Reputation: 24268
I tried using label=None
in the plot command, in which case matplotlib
chose the key of the data as a label. I find this behavior unintuitive and expected to have full control over the label when I set it explicitly.
How can I disable the label of a plot involving data from a pandas
dataframe?
Here is a small example, which shows the behavior:
import matplotlib.pyplot as plt
import pandas as pd
df = pd.DataFrame({'x': [0, 1], 'y': [0, 1]})

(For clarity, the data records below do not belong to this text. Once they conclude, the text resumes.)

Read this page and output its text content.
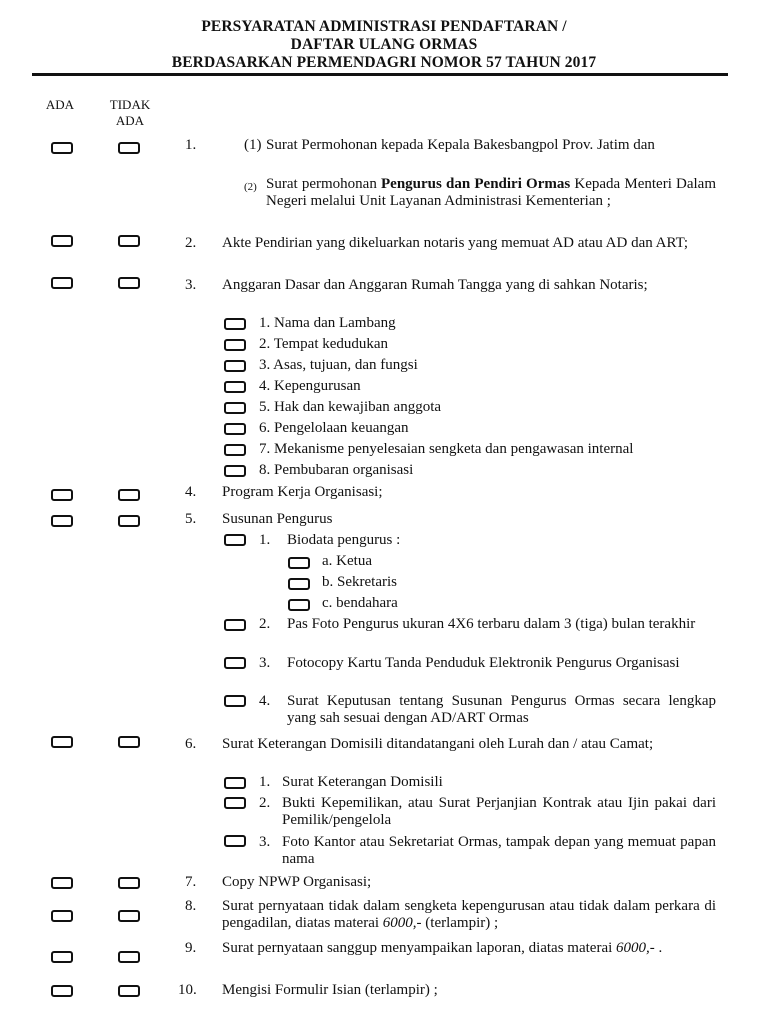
PERSYARATAN ADMINISTRASI PENDAFTARAN /
DAFTAR ULANG ORMAS
BERDASARKAN PERMENDAGRI NOMOR 57 TAHUN 2017
ADA	TIDAK
ADA
1.	(1) Surat Permohonan kepada Kepala Bakesbangpol Prov. Jatim dan
(2) Surat permohonan Pengurus dan Pendiri Ormas Kepada Menteri Dalam Negeri melalui Unit Layanan Administrasi Kementerian ;
2. Akte Pendirian yang dikeluarkan notaris yang memuat AD atau AD dan ART;
3. Anggaran Dasar dan Anggaran Rumah Tangga yang di sahkan Notaris;
1. Nama dan Lambang
2. Tempat kedudukan
3. Asas, tujuan, dan fungsi
4. Kepengurusan
5. Hak dan kewajiban anggota
6. Pengelolaan keuangan
7. Mekanisme penyelesaian sengketa dan pengawasan internal
8. Pembubaran organisasi
4. Program Kerja Organisasi;
5. Susunan Pengurus
1. Biodata pengurus :
a. Ketua
b. Sekretaris
c. bendahara
2. Pas Foto Pengurus ukuran 4X6 terbaru dalam 3 (tiga) bulan terakhir
3. Fotocopy Kartu Tanda Penduduk Elektronik Pengurus Organisasi
4. Surat Keputusan tentang Susunan Pengurus Ormas secara lengkap yang sah sesuai dengan AD/ART Ormas
6. Surat Keterangan Domisili ditandatangani oleh Lurah dan / atau Camat;
1. Surat Keterangan Domisili
2. Bukti Kepemilikan, atau Surat Perjanjian Kontrak atau Ijin pakai dari Pemilik/pengelola
3. Foto Kantor atau Sekretariat Ormas, tampak depan yang memuat papan nama
7. Copy NPWP Organisasi;
8. Surat pernyataan tidak dalam sengketa kepengurusan atau tidak dalam perkara di pengadilan, diatas materai 6000,- (terlampir) ;
9. Surat pernyataan sanggup menyampaikan laporan, diatas materai 6000,- .
10. Mengisi Formulir Isian (terlampir) ;
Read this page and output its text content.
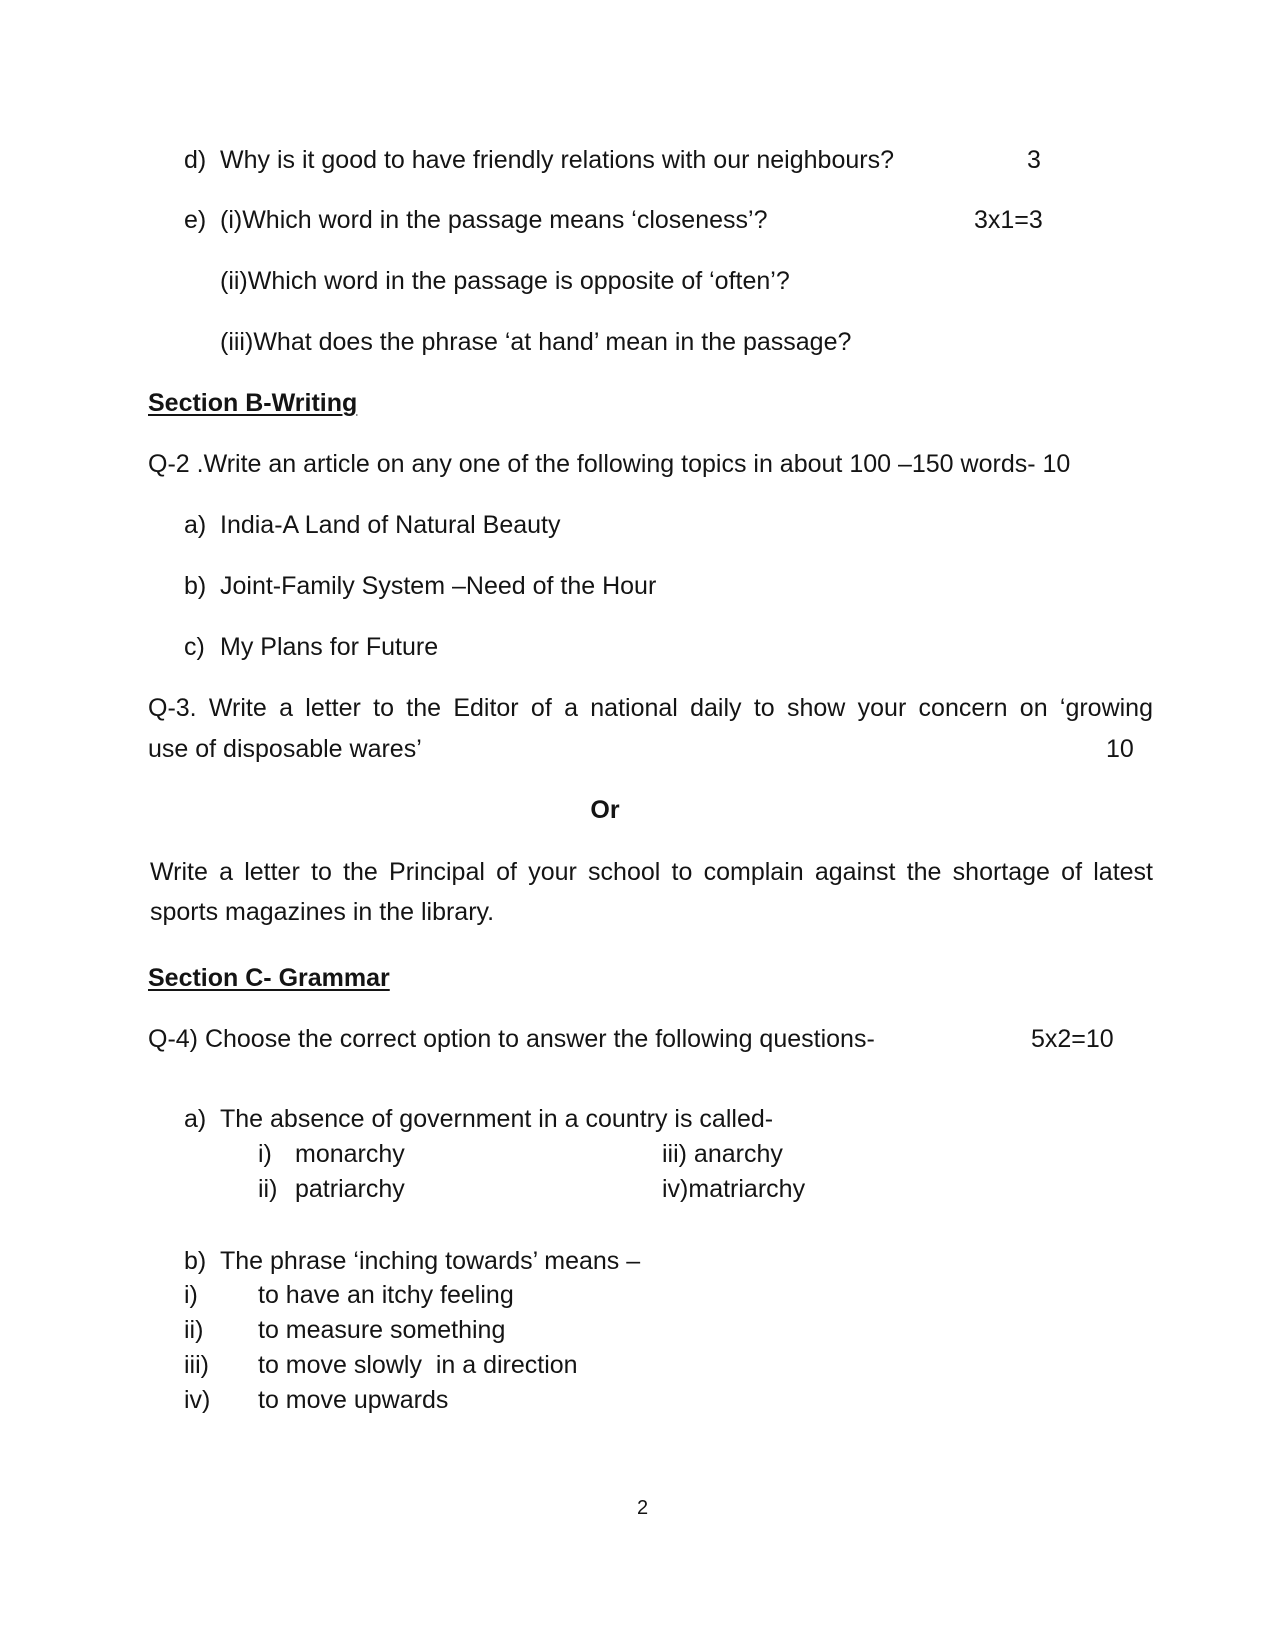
d) Why is it good to have friendly relations with our neighbours?	3
e) (i)Which word in the passage means ‘closeness’?	3x1=3
(ii)Which word in the passage is opposite of ‘often’?
(iii)What does the phrase ‘at hand’ mean in the passage?
Section B-Writing
Q-2 .Write an article on any one of the following topics in about 100 –150 words- 10
a) India-A Land of Natural Beauty
b) Joint-Family System –Need of the Hour
c) My Plans for Future
Q-3. Write a letter to the Editor of a national daily to show your concern on ‘growing
use of disposable wares’	10
Or
Write a letter to the Principal of your school to complain against the shortage of latest sports magazines in the library.
Section C- Grammar
Q-4) Choose the correct option to answer the following questions-	5x2=10
a) The absence of government in a country is called-
i) monarchy	iii) anarchy
ii) patriarchy	iv)matriarchy
b) The phrase ‘inching towards’ means –
i) to have an itchy feeling
ii) to measure something
iii) to move slowly  in a direction
iv) to move upwards
2
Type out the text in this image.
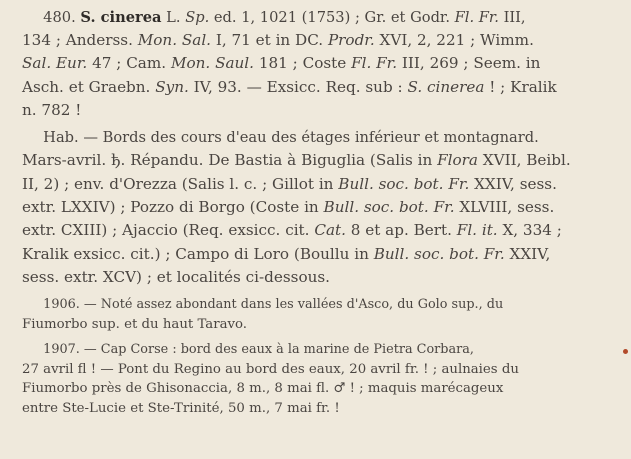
480. S. cinerea L. Sp. ed. 1, 1021 (1753) ; Gr. et Godr. Fl. Fr. III,
134 ; Anderss. Mon. Sal. I, 71 et in DC. Prodr. XVI, 2, 221 ; Wimm.
Sal. Eur. 47 ; Cam. Mon. Saul. 181 ; Coste Fl. Fr. III, 269 ; Seem. in
Asch. et Graebn. Syn. IV, 93. — Exsicc. Req. sub : S. cinerea ! ; Kralik
n. 782 !

Hab. — Bords des cours d'eau des étages inférieur et montagnard.
Mars-avril. ђ. Répandu. De Bastia à Biguglia (Salis in Flora XVII, Beibl.
II, 2) ; env. d'Orezza (Salis l. c. ; Gillot in Bull. soc. bot. Fr. XXIV, sess.
extr. LXXIV) ; Pozzo di Borgo (Coste in Bull. soc. bot. Fr. XLVIII, sess.
extr. CXIII) ; Ajaccio (Req. exsicc. cit. Cat. 8 et ap. Bert. Fl. it. X, 334 ;
Kralik exsicc. cit.) ; Campo di Loro (Boullu in Bull. soc. bot. Fr. XXIV,
sess. extr. XCV) ; et localités ci-dessous.

1906. — Noté assez abondant dans les vallées d'Asco, du Golo sup., du
Fiumorbo sup. et du haut Taravo.

1907. — Cap Corse : bord des eaux à la marine de Pietra Corbara,
27 avril fl ! — Pont du Regino au bord des eaux, 20 avril fr. ! ; aulnaies du
Fiumorbo près de Ghisonaccia, 8 m., 8 mai fl. ♂ ! ; maquis marécageux
entre Ste-Lucie et Ste-Trinité, 50 m., 7 mai fr. !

plt.plot(df['x'], df['y'], label=None)
plt.legend(loc='best')
This results in the following plot:
In case it matters, I'm currently using matplotlib version 1.5.1 and pandas version 0.18.0 in the following python installed from macports: Python 2.7.11 (default, Mar 1 2016, 18:40:10) [GCC 4.2.1 Compatible Apple LLVM 7.0.2 (clang-700.1.81)] on darwin
Upvotes: 6
Views: 9259
Reputation: 393933
If you pass an empty string then it results in this plot:
import matplotlib.pyplot as plt
import pandas as pd
df = pd.DataFrame({'x': [0, 1], 'y': [0, 1]})
plt.plot(df['x'], df['y'], label='')
plt.legend(loc='best')
Upvotes: 7
Reputation: 20196
Just pass an empty label. Matplotlib doesn't bother making a legend entry in that case. The label=None
argument is the default, which the plotting function detects, telling it to make up a label.